De breedte van de zorgvragen is opvallend. Gaan we er echter niet te veel van uit dat we alles kunnen regelen? De coronacrisis toont dat er ook onvoorziene noden kunnen opduiken. Moeten we niet nog meer in een breed front inzetten op preventie?
“Het klassieke ziektegenezingsmodel volstaat niet. Je kan je ook afvragen of we globaal geen modellen voor public health kunnen uittekenen, zodat we het wereldwijd en collectief beter  doen. Dan kom je misschien tot andere oplossingen. De coronacrisis hebben we nog nooit meegemaakt en ze stelt ons voor enorme maatschappelijke uitdagingen. Covid genees je niet zomaar, dus verliest het dominante ziektegenezingsmodel aan kracht.”

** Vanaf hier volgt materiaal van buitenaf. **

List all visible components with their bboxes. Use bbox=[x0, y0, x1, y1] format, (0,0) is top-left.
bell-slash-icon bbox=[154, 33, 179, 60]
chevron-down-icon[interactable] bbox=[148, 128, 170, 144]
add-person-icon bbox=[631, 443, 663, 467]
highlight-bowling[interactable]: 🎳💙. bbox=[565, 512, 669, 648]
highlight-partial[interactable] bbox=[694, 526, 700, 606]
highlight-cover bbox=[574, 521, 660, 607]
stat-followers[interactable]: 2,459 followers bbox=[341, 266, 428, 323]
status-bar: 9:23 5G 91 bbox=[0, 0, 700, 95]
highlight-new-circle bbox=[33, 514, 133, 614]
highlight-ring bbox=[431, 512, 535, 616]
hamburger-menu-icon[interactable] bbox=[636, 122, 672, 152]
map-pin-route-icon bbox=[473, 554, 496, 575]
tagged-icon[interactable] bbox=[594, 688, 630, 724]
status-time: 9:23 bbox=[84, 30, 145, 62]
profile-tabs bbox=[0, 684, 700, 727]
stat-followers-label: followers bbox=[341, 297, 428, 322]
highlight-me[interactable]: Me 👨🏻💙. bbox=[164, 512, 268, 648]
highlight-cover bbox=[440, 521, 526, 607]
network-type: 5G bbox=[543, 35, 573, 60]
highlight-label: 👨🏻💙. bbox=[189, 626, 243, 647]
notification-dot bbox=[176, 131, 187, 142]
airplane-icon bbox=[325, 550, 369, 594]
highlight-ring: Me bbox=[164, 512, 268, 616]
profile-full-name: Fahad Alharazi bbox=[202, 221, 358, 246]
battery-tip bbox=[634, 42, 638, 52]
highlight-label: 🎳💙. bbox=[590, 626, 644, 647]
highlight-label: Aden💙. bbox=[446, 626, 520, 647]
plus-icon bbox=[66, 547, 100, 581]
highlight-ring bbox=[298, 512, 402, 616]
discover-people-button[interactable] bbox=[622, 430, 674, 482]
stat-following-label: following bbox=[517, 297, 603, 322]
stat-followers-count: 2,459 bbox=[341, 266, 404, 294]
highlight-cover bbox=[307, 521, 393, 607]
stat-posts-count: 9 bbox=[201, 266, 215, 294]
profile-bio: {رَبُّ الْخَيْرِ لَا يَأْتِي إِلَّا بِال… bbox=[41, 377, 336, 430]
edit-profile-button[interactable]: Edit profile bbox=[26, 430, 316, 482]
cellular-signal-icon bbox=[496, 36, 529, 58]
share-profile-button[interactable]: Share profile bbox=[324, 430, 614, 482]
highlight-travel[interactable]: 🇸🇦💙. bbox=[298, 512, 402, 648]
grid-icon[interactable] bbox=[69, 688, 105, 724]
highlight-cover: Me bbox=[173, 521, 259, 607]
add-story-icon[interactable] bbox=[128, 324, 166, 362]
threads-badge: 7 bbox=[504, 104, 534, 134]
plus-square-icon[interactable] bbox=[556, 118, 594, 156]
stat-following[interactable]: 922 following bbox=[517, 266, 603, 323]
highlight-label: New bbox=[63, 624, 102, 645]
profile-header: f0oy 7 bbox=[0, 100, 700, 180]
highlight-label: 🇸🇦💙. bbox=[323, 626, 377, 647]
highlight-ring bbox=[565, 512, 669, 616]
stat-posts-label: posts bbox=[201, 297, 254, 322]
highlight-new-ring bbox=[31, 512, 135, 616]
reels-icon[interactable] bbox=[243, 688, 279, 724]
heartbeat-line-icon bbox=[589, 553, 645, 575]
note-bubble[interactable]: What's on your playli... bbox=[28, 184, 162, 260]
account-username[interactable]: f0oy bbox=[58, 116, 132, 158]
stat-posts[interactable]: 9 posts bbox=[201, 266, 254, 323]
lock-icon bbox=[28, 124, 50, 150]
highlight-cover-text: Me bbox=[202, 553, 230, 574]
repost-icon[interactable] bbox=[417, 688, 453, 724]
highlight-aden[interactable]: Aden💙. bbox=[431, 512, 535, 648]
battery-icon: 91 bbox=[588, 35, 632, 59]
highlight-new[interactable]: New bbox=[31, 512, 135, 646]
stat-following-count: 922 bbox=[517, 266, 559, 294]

“Door de kwetsbaarheid als uitgangspunt te nemen , geef je ook aandacht aan de sterke kanten van jezelf. Verdriet leidt ook tot troost, soms vanuit een onverwachte hoek, die je anders nooit zou ontdekken. Verlies kan aanleiding zijn tot het ontwikkelen van veerkracht. Voor hulpverleners betekent dit een verbreding van hun perspectief naar het ondersteunen van die positieve krachten, zonder afbreuk te doen aan de erkenning van verlies, verdriet, kwetsbaarheid.”

U pleit wat public health betreft voor meer gezondheidspromotie.
“We weten dat we heel wat kwalen kunnen voorkomen indien we sterk zouden inzetten op alles wat gezondheidsbevorderend is.  Ik denk aan voeding en beweging, een gezonde slaap, het tegengaan van stress op het werk. Het zijn domeinen die we sterker kunnen inzetten in de preventie. We kunnen mensen nog beter responsabiliseren door breder te kijken dan het individu en door in te spelen op de sociale omgevingen (scholen, werk, vrijetijd) die bepaalde goede leefgewoonten kunnen bevorderen. Dat zal ook bijdragen tot het  mentale welzijn. De voormalige Vlaams  bouwmeester Leo Van Broeck heeft er terecht vaak op gewezen dat de lintbebouwing in Vlaanderen negatief is voor een wijk- of buurtgerichte aanpak in de zorg. Als je in een wijk woont, heb je meer toevallige contacten en is de organisatie van zorg makkelijker. Mensen centraal stellen bij het ruimtelijk ontwerp van buurten, het uittekenen en implementeren van een inclusive design, en andere dergelijke praktijken zullen dus bijdragen tot public health. Pas dan denken we over gezondheid in een bredere betekenis dan het louter fysieke: positieve gezondheid.”
“Voor de toekomst geloof ik in transdisciplinaire modellen waarbij we kennis en praktijk met elkaar in verbinding brengen. Ik pleit ook voor meer focus op implementatie-onderzoek dat bijdraagt tot inzicht in hoe we noodzakelijke innovaties vaste voet aan de grond kunnen laten krijgen. Dat zal bijdragen tot een verbetering van de kwaliteit van leven en de kwaliteit van zorg voor de hele bevolking.”